Secondo il parere della medicina occidentale, il benessere corrisponde all’assenza di patologie testimoniata da un check-up medico, ma è frequente sentire persone che accusano disagi di cui il medico curante non riscontra alcuna traccia nelle analisi del sangue e nelle periodiche visite.
A questo punto si tende ad accusare il paziente di ipocondria, o a prescrivergli farmaci blandi, che regolarmente non gli danno alcun sollievo e lo lasciano solo più spossato e sfiduciato nei confronti del medico e della medicina in generale.
Questo tipo di situazione si è diffuso notevolmente negli ultimi decenni, in contemporanea all’apogeo della conoscenza medica: siamo arrivati ad usare strumenti così precisi da permetterci di andare a cercare l’origine della patologia che stiamo analizzando nelle molecole che compongono il nostro paziente.
Tutto, quindi, dovrebbe funzionare a dovere.
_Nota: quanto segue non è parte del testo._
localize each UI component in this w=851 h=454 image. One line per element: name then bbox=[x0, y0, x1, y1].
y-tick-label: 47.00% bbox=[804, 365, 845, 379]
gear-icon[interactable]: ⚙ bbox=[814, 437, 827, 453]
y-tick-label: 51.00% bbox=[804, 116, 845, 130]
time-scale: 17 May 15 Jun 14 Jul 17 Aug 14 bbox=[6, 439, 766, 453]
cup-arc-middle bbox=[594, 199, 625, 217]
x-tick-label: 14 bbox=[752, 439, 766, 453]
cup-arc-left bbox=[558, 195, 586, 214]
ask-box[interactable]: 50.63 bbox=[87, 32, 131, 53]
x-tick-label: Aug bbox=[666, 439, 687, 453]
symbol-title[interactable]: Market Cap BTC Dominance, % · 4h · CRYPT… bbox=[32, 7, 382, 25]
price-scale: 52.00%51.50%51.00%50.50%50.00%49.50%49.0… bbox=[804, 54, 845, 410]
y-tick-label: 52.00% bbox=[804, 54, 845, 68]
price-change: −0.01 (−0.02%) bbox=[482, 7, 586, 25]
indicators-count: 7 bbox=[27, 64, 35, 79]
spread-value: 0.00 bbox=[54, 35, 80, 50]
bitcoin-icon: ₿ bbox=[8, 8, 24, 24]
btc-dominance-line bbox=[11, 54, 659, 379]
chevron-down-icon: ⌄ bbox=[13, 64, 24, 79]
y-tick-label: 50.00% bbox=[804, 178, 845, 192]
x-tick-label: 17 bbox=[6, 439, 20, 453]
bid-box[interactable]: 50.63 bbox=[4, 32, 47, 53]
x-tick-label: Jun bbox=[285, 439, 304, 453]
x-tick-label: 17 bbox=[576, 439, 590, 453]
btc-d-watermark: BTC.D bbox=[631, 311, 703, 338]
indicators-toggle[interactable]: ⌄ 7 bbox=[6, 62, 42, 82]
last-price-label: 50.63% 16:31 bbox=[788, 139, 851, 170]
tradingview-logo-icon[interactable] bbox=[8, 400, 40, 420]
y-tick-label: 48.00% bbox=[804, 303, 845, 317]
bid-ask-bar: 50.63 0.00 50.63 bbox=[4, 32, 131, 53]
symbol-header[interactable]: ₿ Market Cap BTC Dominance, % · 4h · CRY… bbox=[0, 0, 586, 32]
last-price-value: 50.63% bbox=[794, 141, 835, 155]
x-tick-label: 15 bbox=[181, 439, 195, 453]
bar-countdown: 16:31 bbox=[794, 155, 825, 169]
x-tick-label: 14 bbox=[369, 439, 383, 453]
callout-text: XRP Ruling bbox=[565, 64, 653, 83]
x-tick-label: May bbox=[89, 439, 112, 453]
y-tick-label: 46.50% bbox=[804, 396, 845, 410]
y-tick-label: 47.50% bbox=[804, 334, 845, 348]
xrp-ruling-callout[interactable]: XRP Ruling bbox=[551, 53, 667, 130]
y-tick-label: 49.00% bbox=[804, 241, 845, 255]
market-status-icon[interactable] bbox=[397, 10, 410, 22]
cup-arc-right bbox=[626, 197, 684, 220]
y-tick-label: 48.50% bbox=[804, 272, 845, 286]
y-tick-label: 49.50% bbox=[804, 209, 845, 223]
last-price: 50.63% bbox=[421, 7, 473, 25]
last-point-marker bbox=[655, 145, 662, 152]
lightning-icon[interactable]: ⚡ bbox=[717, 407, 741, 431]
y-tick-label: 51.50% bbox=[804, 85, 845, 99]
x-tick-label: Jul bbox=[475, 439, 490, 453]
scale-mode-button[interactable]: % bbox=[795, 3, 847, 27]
E da un certo punto di vista, da un punto di vista prettamente scientifico, tutto funziona a dovere; il problema sta nel fatto che non esiste solo il punto di vista scientifico.
A prova di ciò, c’è il pensiero dei popoli del Sud del mondo, per i quali l’approccio scientifico è forse l’ultima cosa quando si parla di medicina: prima viene considerato l’aspetto globale umano.
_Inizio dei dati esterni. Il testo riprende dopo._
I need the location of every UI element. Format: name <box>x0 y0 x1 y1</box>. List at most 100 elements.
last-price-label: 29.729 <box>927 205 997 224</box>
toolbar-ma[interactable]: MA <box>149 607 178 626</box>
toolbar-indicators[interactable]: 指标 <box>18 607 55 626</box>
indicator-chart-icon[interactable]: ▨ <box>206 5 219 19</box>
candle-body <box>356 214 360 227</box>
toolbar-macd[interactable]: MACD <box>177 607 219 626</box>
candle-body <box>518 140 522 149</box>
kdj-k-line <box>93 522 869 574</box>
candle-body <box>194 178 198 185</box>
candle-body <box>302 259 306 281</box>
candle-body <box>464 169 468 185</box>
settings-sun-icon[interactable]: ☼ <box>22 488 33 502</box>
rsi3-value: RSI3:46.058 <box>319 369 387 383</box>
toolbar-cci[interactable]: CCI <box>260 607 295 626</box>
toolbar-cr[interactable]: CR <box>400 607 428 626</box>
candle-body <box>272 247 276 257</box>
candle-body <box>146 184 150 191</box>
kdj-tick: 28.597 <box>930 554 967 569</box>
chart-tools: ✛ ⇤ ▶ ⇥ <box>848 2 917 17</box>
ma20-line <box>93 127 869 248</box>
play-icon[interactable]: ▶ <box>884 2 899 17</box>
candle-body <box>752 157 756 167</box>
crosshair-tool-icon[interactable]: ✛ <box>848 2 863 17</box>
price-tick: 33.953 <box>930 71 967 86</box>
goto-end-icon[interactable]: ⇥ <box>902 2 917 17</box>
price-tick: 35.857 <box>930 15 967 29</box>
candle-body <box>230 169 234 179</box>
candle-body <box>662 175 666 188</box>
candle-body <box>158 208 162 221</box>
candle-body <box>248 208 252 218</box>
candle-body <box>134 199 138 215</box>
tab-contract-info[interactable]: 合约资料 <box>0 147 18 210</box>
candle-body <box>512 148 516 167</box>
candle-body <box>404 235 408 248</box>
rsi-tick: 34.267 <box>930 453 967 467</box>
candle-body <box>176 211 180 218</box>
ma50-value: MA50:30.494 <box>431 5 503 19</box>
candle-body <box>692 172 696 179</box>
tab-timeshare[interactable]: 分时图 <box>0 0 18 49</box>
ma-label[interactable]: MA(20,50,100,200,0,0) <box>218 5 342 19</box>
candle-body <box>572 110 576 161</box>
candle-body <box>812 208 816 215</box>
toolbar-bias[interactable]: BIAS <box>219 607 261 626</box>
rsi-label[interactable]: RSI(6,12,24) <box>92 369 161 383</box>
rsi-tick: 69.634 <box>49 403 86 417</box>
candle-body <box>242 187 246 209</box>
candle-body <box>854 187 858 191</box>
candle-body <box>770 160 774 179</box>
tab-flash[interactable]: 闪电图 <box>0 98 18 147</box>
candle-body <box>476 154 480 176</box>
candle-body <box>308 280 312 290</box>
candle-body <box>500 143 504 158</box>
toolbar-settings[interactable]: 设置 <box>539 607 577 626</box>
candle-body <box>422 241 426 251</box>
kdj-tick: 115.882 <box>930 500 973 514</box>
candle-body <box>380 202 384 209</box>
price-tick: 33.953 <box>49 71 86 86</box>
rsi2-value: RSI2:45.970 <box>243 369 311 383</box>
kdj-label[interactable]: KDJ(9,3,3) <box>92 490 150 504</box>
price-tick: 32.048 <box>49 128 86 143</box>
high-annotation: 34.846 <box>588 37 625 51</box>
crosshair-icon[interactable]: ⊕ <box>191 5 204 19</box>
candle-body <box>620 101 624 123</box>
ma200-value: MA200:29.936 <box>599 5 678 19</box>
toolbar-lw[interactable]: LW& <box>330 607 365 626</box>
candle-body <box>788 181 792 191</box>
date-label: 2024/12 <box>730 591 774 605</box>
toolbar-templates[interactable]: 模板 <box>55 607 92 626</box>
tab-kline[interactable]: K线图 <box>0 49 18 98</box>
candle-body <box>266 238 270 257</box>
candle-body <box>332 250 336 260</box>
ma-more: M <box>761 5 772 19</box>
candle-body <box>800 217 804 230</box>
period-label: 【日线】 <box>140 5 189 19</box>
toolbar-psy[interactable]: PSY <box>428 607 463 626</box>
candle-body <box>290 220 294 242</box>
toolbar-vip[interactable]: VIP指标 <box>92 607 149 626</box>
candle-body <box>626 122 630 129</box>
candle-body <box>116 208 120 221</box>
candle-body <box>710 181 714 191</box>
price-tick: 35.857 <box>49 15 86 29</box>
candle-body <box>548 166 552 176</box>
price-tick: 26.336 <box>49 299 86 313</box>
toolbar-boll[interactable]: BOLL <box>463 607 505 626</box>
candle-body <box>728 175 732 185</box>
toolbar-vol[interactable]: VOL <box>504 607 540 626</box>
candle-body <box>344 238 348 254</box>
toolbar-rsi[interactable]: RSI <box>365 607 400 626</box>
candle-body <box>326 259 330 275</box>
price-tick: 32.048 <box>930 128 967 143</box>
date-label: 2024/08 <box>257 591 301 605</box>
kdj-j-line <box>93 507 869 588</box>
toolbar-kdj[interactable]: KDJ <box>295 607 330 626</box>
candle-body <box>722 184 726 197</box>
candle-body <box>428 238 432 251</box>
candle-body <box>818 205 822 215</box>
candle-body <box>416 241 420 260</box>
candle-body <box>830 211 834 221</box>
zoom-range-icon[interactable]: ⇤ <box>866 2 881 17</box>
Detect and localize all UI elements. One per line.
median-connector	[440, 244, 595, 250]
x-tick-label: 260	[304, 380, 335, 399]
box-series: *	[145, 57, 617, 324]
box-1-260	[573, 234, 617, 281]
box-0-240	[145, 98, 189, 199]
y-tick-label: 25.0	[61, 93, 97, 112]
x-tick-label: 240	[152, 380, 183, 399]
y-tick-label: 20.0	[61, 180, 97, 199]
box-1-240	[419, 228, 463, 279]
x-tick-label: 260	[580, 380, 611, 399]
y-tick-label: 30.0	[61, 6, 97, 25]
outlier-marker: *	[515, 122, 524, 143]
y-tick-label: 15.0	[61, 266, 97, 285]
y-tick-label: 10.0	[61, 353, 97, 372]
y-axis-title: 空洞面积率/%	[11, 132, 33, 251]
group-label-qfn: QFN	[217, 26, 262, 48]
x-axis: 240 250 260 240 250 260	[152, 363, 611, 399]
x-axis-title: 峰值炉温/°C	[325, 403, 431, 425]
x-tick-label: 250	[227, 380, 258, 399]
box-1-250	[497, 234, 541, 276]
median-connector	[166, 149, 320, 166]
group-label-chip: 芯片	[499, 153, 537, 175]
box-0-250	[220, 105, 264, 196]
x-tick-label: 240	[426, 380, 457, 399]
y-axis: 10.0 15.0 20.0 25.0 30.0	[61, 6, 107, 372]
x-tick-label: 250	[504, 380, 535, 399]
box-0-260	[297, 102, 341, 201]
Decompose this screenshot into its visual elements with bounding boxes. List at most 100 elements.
Per tutte le medicine delle popolazioni legate allo spiritismo o allo sciamanesimo oppure semplicemente non occidentali infatti la malattia è uno squilibrio ambientale che si rispecchia nella persona, e questa persona non è mai solo molecole, o solo pensiero, è sempre entrambi. La persona è come il cerchio dello Ying e dello Yang, e sta male quando uno qualunque dei due prevale sull’altro: la salute è quindi soprattutto equilibrio, sia interiore che con l’ambiente che ci circonda.
Questo è uno dei punti fondamentali su cui si basano gli uomini e le donne di medicina quando curano un paziente. Pertanto, per capire cosa ha interrotto l’equilibrio e compiere le giuste mosse per ricrearlo è necessario uno studio approfondito non solo della patologia, ma anche e soprattutto della persona e del rapporto tra persona e patologia. Non si può studiare la medicina avulsa dal paziente, e quindi è necessario studiare prima di tutto il paziente.
Questa è una delle più grosse differenze tra medicina occidentale e medicine etniche; infatti la medicina occidentale prevede un lungo studio della patologia in sé e poco tempo da dedicare al paziente come persona ammalata, che quindi si sentirà poco seguito e poco capito nel suo dolore.
Ecco perché una percentuale di Italiani che già alcuni anni fa oscillava fra il 30 e il 50% ha deciso di rivolgersi a medici provenienti da altre culture, i cui saperi sono legati ad esperienze millenarie dell’ uso di piante che non curano solo il corpo ma anche la mente, che è stata ugualmente minata dalla malattia. Vale anche il principio inverso: una cura per una patologia della mente rilasserà anche il corpo stremato perché, come abbiamo visto, questi due elementi sono inscindibili, in quanto componenti a pari merito della persona.
La medicina indiana, cinese, sudamericana o africana è nota oggi per il vasto assortimento di piante e ritrovati animali e minerali che viene usato per curare il paziente, ma non è questo il loro aspetto fondamentale.
Non sono infatti il guaranà, l’harpagophytum o l’echinacea – tanto per citare i ritrovati vegetali più in uso – a determinare la buona riuscita della cura, e non è la loro somministrazione a fare un buon uomo di medicina: infatti il vero protagonista della guarigione è il paziente stesso, che già conosce la sua strada secondo il senso del destino proprio dei popoli del Sud del mondo. Lo scopo dell’uomo di medicina o del curador è quello di agevolargli il compito con le sue conoscenze.
Oggi si sceglie la medicina alternativa anche perché si ha paura degli effetti collaterali dei numerosi farmaci che ci vengono prescritti seraficamente dai nostri medici, mentre si vedono come più “naturali” i rimedi omeopatici, le manipolazioni e le sedute di agopuntura.
Le medicine etniche non possiedono però alcune conoscenze necessarie alla cura di alcune patologie come i tumori, per i quali bisogna ricorrere alla medicina occidentale. Anche in questi casi, però, può essere importante ricevere l’attenzione di un altro tipo di medico.
Per far fronte a questo tipo di situazioni si sta venendo a creare una collaborazione tra medicina occidentale e medicine etniche, ad esempio alla chemioterapia si può affiancare qualche seduta di fitoterapia. Questa collaborazione è avvertita come necessaria da buona parte dei medici, che stanno cercando di sconfiggere la resistenza dei più accaniti e famosi ricercatori affezionati alla medicina occidentale, ma soprattutto dai pazienti che, non dimentichiamolo, sono i veri protagonisti della medicina.